Ч. поглядел… и через минуту заинтересовался чем-то другим. Мне теперь смешно вспомнить, какое тогда на меня нашло странное настроение: шалость, как это иной раз случается, обернулась не тем боком, и легкомысленно вызванный дух не хотел исчезнуть; я не в силах был оторваться от соседней ложи, я смотрел на эти резкие морщины, на широкий нос, на большие уши… по спине пробегали мурашки, вся отеллова ревность не могла меня отвлечь. Что если это и впрямь Пушкин, грезилось мне, Пушкин в шестьдесят лет, Пушкин, пощаженный пулей рокового хлыща, Пушкин, вступивший в роскошную осень своего гения… Вот это он, вот эта желтая рука, сжимающая маленький дамский бинокль, написала “Анчар”, “Графа Нулина”, “Египетские Ночи”… Действие кончилось; грянули рукоплескания. Седой Пушкин порывисто встал и все еще улыбаясь, со светлым блеском в молодых глазах, быстро вышел из ложи».
Сухощоков напрасно рисует моего деда пустоголовым удальцом. Интересы последнего находились просто в другой плоскости, чем мысленный быт молодого петербургского литератора-дилетанта, каким был тогда наш мемуарист. Если Кирилл Ильич и кудесил в молодости, то, женившись, не только остепенился, но поступил на государственную службу, заодно удвоил удачными операциями унаследованное состояние, затем, удалясь в свою деревню, выказал необыкновенное умение в хозяйстве, изобрел мимоходом новый сорт яблок, оставил любопытную «Записку» (плод зимних досугов) о «Равенстве перед законом в царстве животных», да предложение остроумной реформы под модным тогда замысловатым заглавием «Сновидения Египетского Бюрократа», а уже стариком принял важный торгово-дипломатический пост в Лондоне. Он был добр, смел, правдив, с причудами и страстями, – чего еще надобно? В семье осталось предание, что заклявшись играть, он физически не мог пребывать в комнате, где лежала колода карт. Старинный кольт, хорошо послуживший ему, и медальон с портретом таинственной женщины притягивали неизъяснимо мечты моего отрочества. Он мирно завершил жизнь, сохранившую до конца свежесть своего грозового начала. В 1883 году, воротясь в Россию, уже не луизианским бретёром, а российским сановником, он, в июльский день на кожаном диване, в маленькой, синей угловой комнате, где потом я держал собрание моих бабочек, без мучений скончался, в предсмертном бреду все говоря о каких-то огнях и музыке на какой-то большой реке.

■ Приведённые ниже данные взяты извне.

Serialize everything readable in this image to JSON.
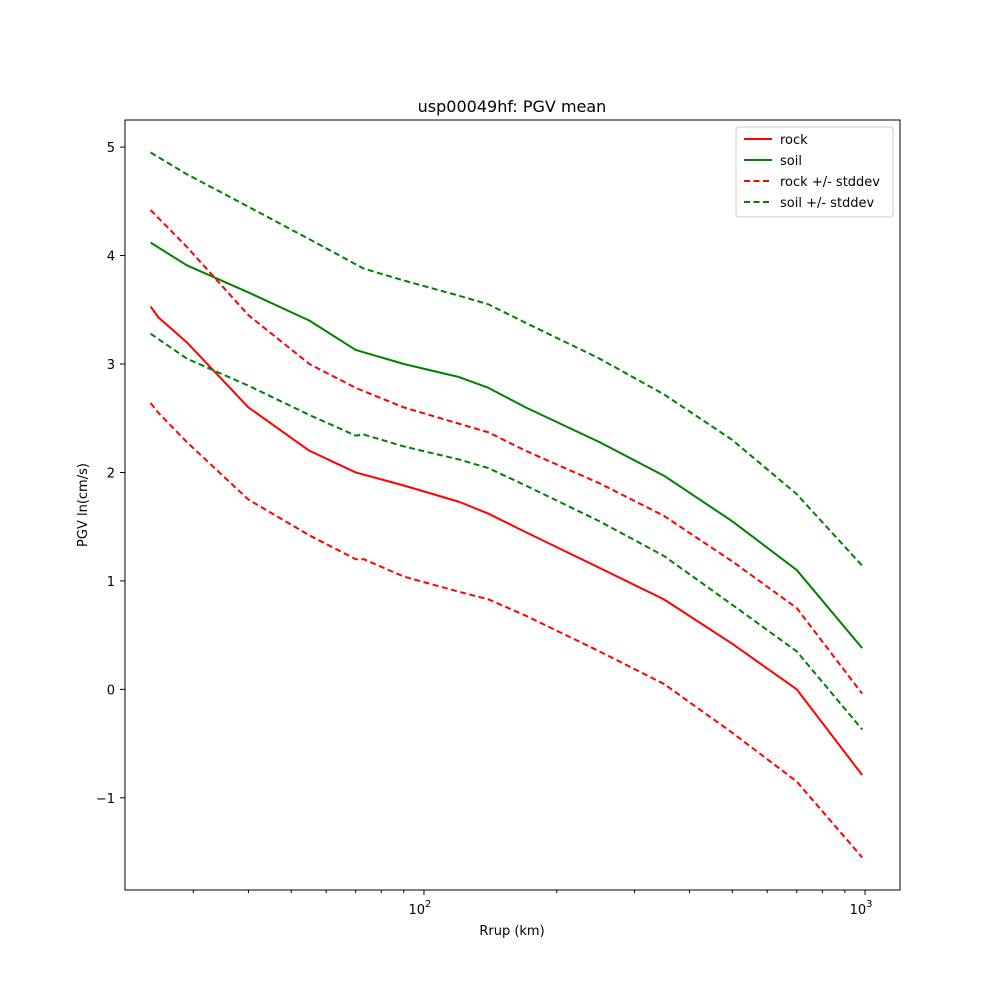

Мой отец родился в 1860 году. Любовь к бабочкам ему привил немец-гувернер (кстати: куда девались нынче эти учившие русских детей природе чудаки, – зеленый сачок, жестянка на перевязи, уколотая бабочками шляпа, длинный ученый нос, невинные глаза за очками, – где они все, где их скелетики, – или это была особая порода немцев, на русский вывод, или я плохо смотрю?). Рано, в 1876 году, окончив в Петербурге гимназию, он университетское образование получил в Англии, в Кембридже, где занимался биологией под руководством профессора Брайта. Первое свое путешествие, кругосветное, он совершил еще до смерти своего отца, и с тех пор до 1918 года вся его жизнь состоит из странствий и писания ученых трудов. Главные эти труды суть: «Lepidoptera Asiatica» (8 томов, выпусками с 1890 года по 1917 год), «Чешуекрылые Российской Империи» (вышли первые 4 тома из предполагавшихся 6-ти, 1912–1916 гг.) и, наиболее известные широкой публике, «Путешествия Натуралиста» (7 томов, 1892–1912 гг.). Эти труды были единогласно признаны классическими, и еще в молодые годы имя его заняло одно из первых мест в изучении состава русско-азиатской фауны, наряду с именами зачинателей, Фишера фон Вальдгейма, Менетрие, Эверсмана.
Он работал в тесной связи со своими замечательными русскими современниками. Холодковский называет его «конквистадором русской энтомологии». Он был сотрудником Шарля Обертюра, вел. кн. Николая Михайловича, Лича, Зайтца. В специальных журналах рассеяны сотни его статей, из коих первая – «Об особенностях появления некоторых бабочек в Петербургской губернии» (Horae Soc. Ent. Ross.) относится к 1877 году, а последняя, – «Austautia simonoides n. sp., a Geometrid moth mimicking a small Parnassius» (Trans. Ent. Soc. London) – к 1916-му. Он едко и веско полемизировал со Штаудингером, автором пресловутого «Katalog». Он был вице-президентом Русского Энтомологического Общества, действительным членом Московского Об-ва Испытателей Природы, членом Императорского Русского Географического О-ва, почетным членом множества ученых обществ за границей.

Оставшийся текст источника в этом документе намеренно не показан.